CANADIAN BROTHERHOOD OF RAILWAY, TRANSPORT AND GENERAL WORKERS
Alleged violation of article 8.1 of the Supplemental Agreement governing Job Security – Technological, Operational, Organizational changes.
JOINT STATEMENT OF ISSUE:
On April 21, 1985, the Corporation issued a Special Bulletin advising that due to a decrease in passenger traffic the position of Steward-Waiter, Club Car, Train 43-44 between Ottawa – Toronto Ottawa would be abolished effective April 28, 1985.
The Brotherhood contends that such a reduction change is subject to a three months' notice in accordance with article 8.1 of the Supplemental Agreement.
The Corporation contends that the change resulted from a fluctuation of traffic contemplated in article 8.7 of the Supplemental Agreement and as such the 6 days' notice issued April 21, 1985 was properly issued in accordance with article 13.2 of Wage Agreement No. 2.
FOR THE BROTHERHOOD: FOR THE CORPORATION:
(SGD.) TOM McGRATH (SGD.) A. GAGNé
National Vice-President Director, Labour Relations
There appeared on behalf of the Corporation:
M. St-Jules – Manager, Labour Relations, Inc., Montreal
C. 0. White – Labour Relations Officer, Montreal
J. R. Kish – Officer Personnel & Labour Relations, Montreal
And on behalf of the Brotherhood:
G. Côté – Regional Vice-President, Montreal
I. Quinn – Accredited Representative, Montreal
D. Tremblay – Local Chairperson, Montreal
AWARD OF THE ARBITRATOR
It is common ground that the Employer may rely on the exempting provision of article 8.7 of the Job Security Agreement with respect to any claim to benefits made by an employee whose job has been abolished by virtue of any alleged technological, operational or organizational change as defined under article 8.1.
Articles 8.1 and 8.7 provide:
8.1 The Corporation will not put into effect any technological, operational or organizational change of a permanent nature which will have adverse effects on employees without giving as much advance notice as possible to the Regional Vice-President representing such employees or such other officer as may be named by the Brotherhood to receive such notices.

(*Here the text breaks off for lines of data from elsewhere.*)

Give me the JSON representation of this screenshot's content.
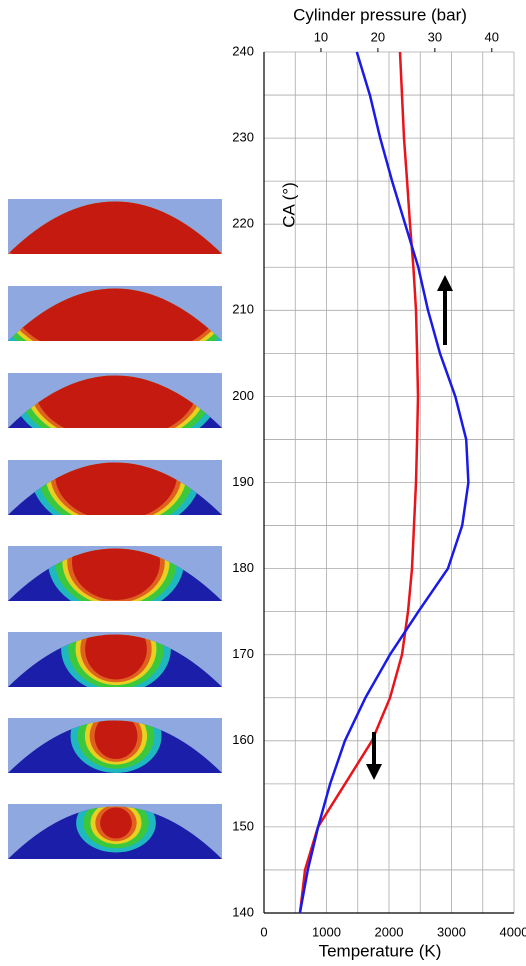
{
  "chart_data": {
    "type": "line",
    "x_label": "Temperature (K)",
    "x2_label": "Cylinder pressure (bar)",
    "y_label": "CA (°)",
    "y": [
      140,
      145,
      150,
      155,
      160,
      165,
      170,
      175,
      180,
      185,
      190,
      195,
      200,
      205,
      210,
      215,
      220,
      225,
      230,
      235,
      240
    ],
    "series": [
      {
        "color": "#e8141a",
        "axis": "x",
        "values": [
          576,
          656,
          864,
          1296,
          1728,
          2016,
          2208,
          2304,
          2368,
          2400,
          2432,
          2450,
          2464,
          2450,
          2432,
          2390,
          2336,
          2290,
          2240,
          2208,
          2176
        ]
      },
      {
        "color": "#1a1ae6",
        "axis": "x2",
        "values": [
          6.3,
          7.7,
          9.5,
          11.6,
          14.2,
          17.8,
          22.1,
          27.1,
          32.3,
          34.8,
          35.9,
          35.5,
          33.6,
          30.9,
          28.8,
          27.1,
          24.8,
          22.5,
          20.4,
          18.6,
          16.3
        ]
      }
    ],
    "xlim": [
      0,
      4000
    ],
    "xticks": [
      0,
      1000,
      2000,
      3000,
      4000
    ],
    "x_minor_ticks": [
      500,
      1500,
      2500,
      3500
    ],
    "x2lim": [
      0,
      43.9
    ],
    "x2ticks": [
      10,
      20,
      30,
      40
    ],
    "ylim": [
      140,
      240
    ],
    "yticks": [
      140,
      150,
      160,
      170,
      180,
      190,
      200,
      210,
      220,
      230,
      240
    ],
    "y_minor_ticks": [
      145,
      155,
      165,
      175,
      185,
      195,
      205,
      215,
      225,
      235
    ],
    "grid": true
  }
}
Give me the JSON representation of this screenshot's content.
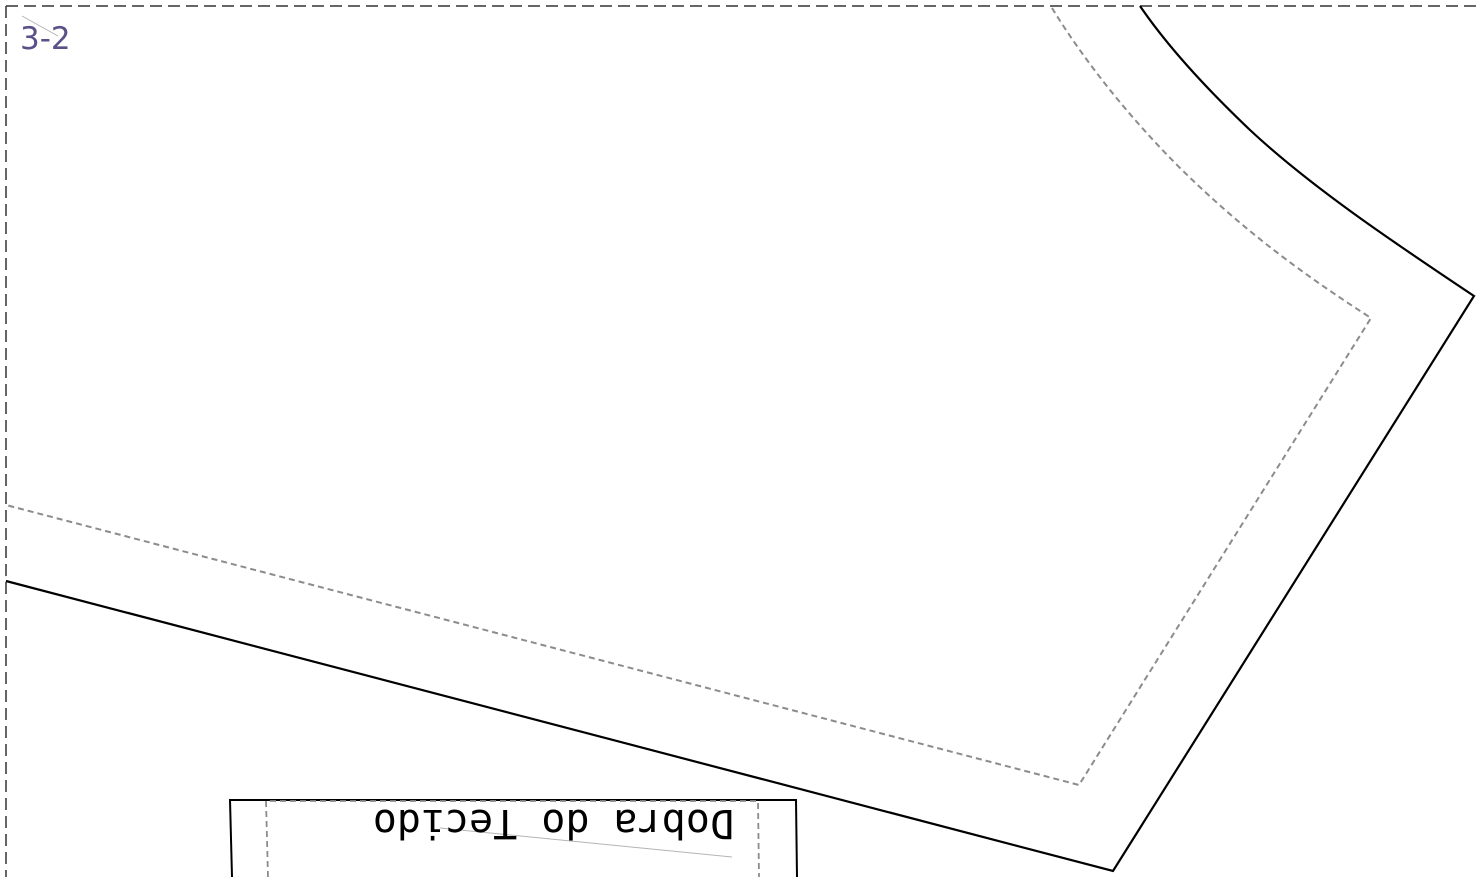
{
  "page": {
    "label": "3-2"
  },
  "fold": {
    "label": "Dobra do Tecido"
  },
  "colors": {
    "page_label": "#5a5188",
    "cut_line": "#000000",
    "sewing_line": "#8c8c8c",
    "page_border": "#333333",
    "fold_hint": "#b4b4b4"
  }
}
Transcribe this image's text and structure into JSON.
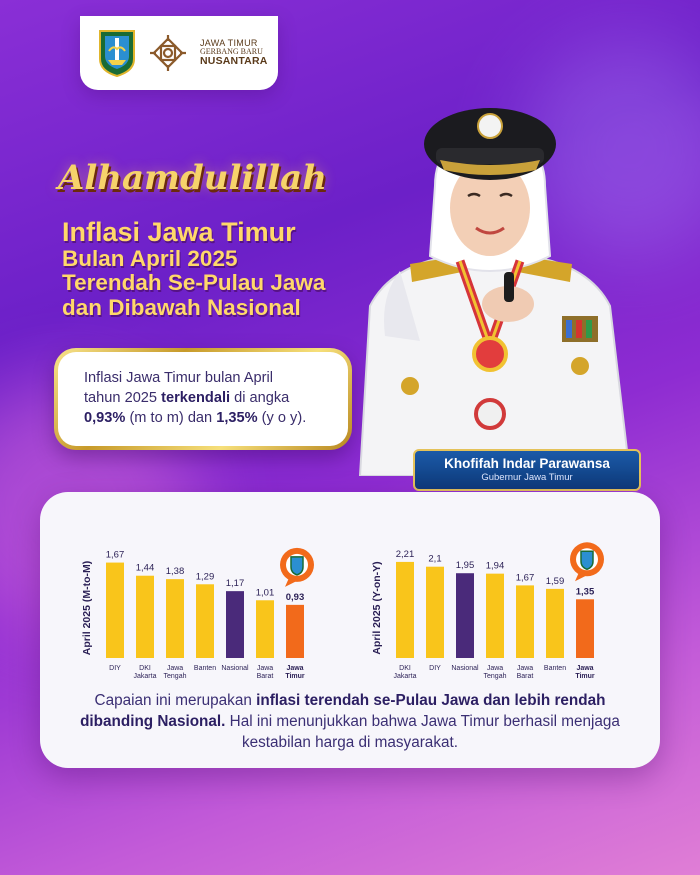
{
  "logo": {
    "line1": "JAWA TIMUR",
    "line2": "GERBANG BARU",
    "line3": "NUSANTARA"
  },
  "headline": {
    "script_title": "Alhamdulillah",
    "line1": "Inflasi Jawa Timur",
    "line2": "Bulan April 2025",
    "line3": "Terendah Se-Pulau Jawa",
    "line4": "dan Dibawah Nasional"
  },
  "callout": {
    "t1": "Inflasi Jawa Timur bulan April",
    "t2": "tahun 2025 ",
    "t2_bold": "terkendali",
    "t2_end": " di angka",
    "t3_v1": "0,93%",
    "t3_mid": " (m to m) dan ",
    "t3_v2": "1,35%",
    "t3_end": " (y o y)."
  },
  "governor": {
    "name": "Khofifah Indar Parawansa",
    "title": "Gubernur Jawa Timur"
  },
  "summary": {
    "p1": "Capaian ini merupakan ",
    "p1_bold": "inflasi terendah se-Pulau Jawa dan lebih rendah dibanding Nasional.",
    "p2": " Hal ini menunjukkan bahwa Jawa Timur berhasil menjaga kestabilan harga di masyarakat."
  },
  "colors": {
    "gold": "#f9c51b",
    "navy": "#4a2a7a",
    "orange": "#f26a1b"
  },
  "chart_data": [
    {
      "type": "bar",
      "ylabel": "April 2025 (M-to-M)",
      "categories": [
        "DIY",
        "DKI Jakarta",
        "Jawa Tengah",
        "Banten",
        "Nasional",
        "Jawa Barat",
        "Jawa Timur"
      ],
      "values": [
        1.67,
        1.44,
        1.38,
        1.29,
        1.17,
        1.01,
        0.93
      ],
      "value_labels": [
        "1,67",
        "1,44",
        "1,38",
        "1,29",
        "1,17",
        "1,01",
        "0,93"
      ],
      "highlight": "Jawa Timur",
      "ylim": [
        0,
        1.75
      ]
    },
    {
      "type": "bar",
      "ylabel": "April 2025 (Y-on-Y)",
      "categories": [
        "DKI Jakarta",
        "DIY",
        "Nasional",
        "Jawa Tengah",
        "Jawa Barat",
        "Banten",
        "Jawa Timur"
      ],
      "values": [
        2.21,
        2.1,
        1.95,
        1.94,
        1.67,
        1.59,
        1.35
      ],
      "value_labels": [
        "2,21",
        "2,1",
        "1,95",
        "1,94",
        "1,67",
        "1,59",
        "1,35"
      ],
      "highlight": "Jawa Timur",
      "ylim": [
        0,
        2.3
      ]
    }
  ]
}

In any event, not less than three months' notice shall be given, with a full description thereof and with appropriate details as to the consequent changes in working conditions and the expected number of employees who would be adversely affected.

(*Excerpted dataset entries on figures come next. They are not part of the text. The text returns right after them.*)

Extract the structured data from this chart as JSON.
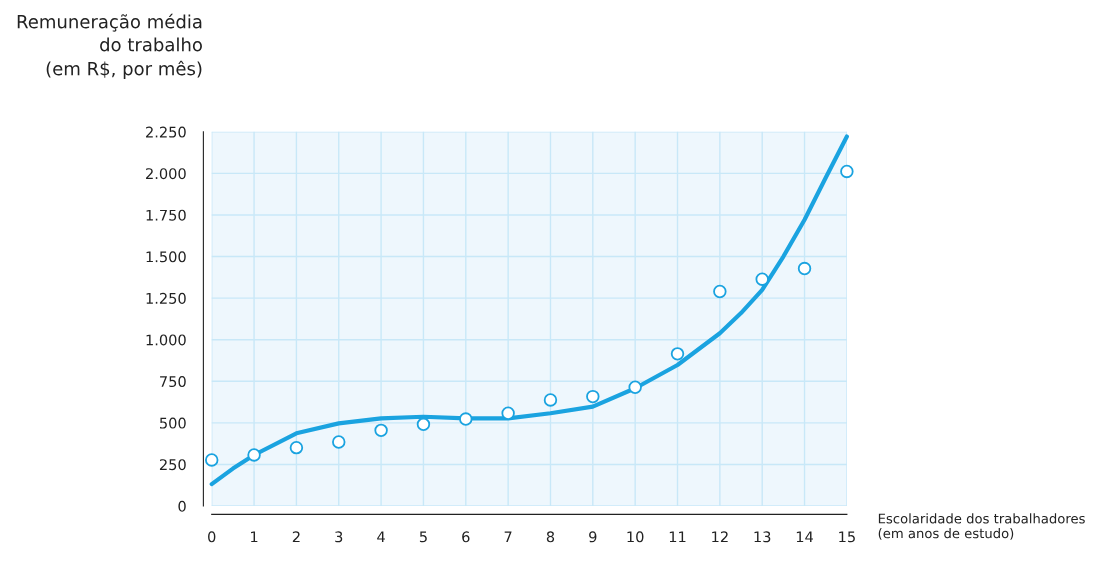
{
  "chart_data": {
    "type": "scatter",
    "ylabel": "Remuneração média\ndo trabalho\n(em R$, por mês)",
    "xlabel": "Escolaridade dos trabalhadores\n(em anos de estudo)",
    "series": [
      {
        "marker": "circle",
        "color": "#1aa3e0",
        "x": [
          0,
          1,
          2,
          3,
          4,
          5,
          6,
          7,
          8,
          9,
          10,
          11,
          12,
          13,
          14,
          15
        ],
        "values": [
          277,
          307,
          351,
          385,
          455,
          491,
          523,
          558,
          638,
          658,
          714,
          915,
          1290,
          1364,
          1428,
          2012
        ]
      },
      {
        "type": "line",
        "marker": "none",
        "color": "#1aa3e0",
        "x": [
          0,
          0.5,
          1,
          2,
          3,
          4,
          5,
          6,
          7,
          8,
          9,
          10,
          11,
          12,
          12.5,
          13,
          13.5,
          14,
          14.5,
          15
        ],
        "values": [
          132,
          225,
          307,
          437,
          497,
          527,
          537,
          527,
          527,
          558,
          598,
          708,
          848,
          1039,
          1160,
          1300,
          1500,
          1721,
          1974,
          2222
        ]
      }
    ],
    "xlim": [
      0,
      15
    ],
    "xticks": [
      0,
      1,
      2,
      3,
      4,
      5,
      6,
      7,
      8,
      9,
      10,
      11,
      12,
      13,
      14,
      15
    ],
    "ylim": [
      0,
      2250
    ],
    "yticks": [
      0,
      250,
      500,
      750,
      {
        "value": 1000,
        "label": "1.000"
      },
      {
        "value": 1250,
        "label": "1.250"
      },
      {
        "value": 1500,
        "label": "1.500"
      },
      {
        "value": 1750,
        "label": "1.750"
      },
      {
        "value": 2000,
        "label": "2.000"
      },
      {
        "value": 2250,
        "label": "2.250"
      }
    ],
    "grid": true
  }
}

8.7 The terms operational and organizational change shall not include normal reassignment of duties arising out of the nature of the work in which the employees are engaged nor to changes brought about by fluctuation of traffic or normal seasonal staff adjustments.
In this case, not only has the downturn in traffic been carefully delineated in the Company's brief demonstrating the fluctuation in business on the grievor's run that resulted in his lay-off but absolutely no effort was made by the Trade Union to describe any type of technological, operational or organizational change that might give rise to any entitlements on the grievor's behalf pursuant to article 8.1 of the Job Security Agreement.
What the Trade Union relied upon in this grievance was a previous notice made by the Company under article 8.1 that was alleged to have stemmed from a similar circumstance that precipitated the abolition of the grievor's job.
As the Company's brief indicated not only was the circumstance that prompted the previous "notice" different from the grievor's situation (where an "organizational change" did occur) the Company, in my view, need not necessarily be bound by that action in future instances In other words, a previous unchallenged and uncontested action by the Company that may later be seen to have been a gratuitous, if not erroneous, gesture pursuant to article 8.1 of the collective agreement, will not in absence of cogent evidence, bind forever the Company thereafter to making the same gesture.
Because the Trade Union has not satisfied me of the tertiary requirements of a "change" contemplated by article 8.1 the Company's response to its grievance pursuant to article 8.7 was entirely superfluous and quite unnecessary.
For these reasons the grievance is denied.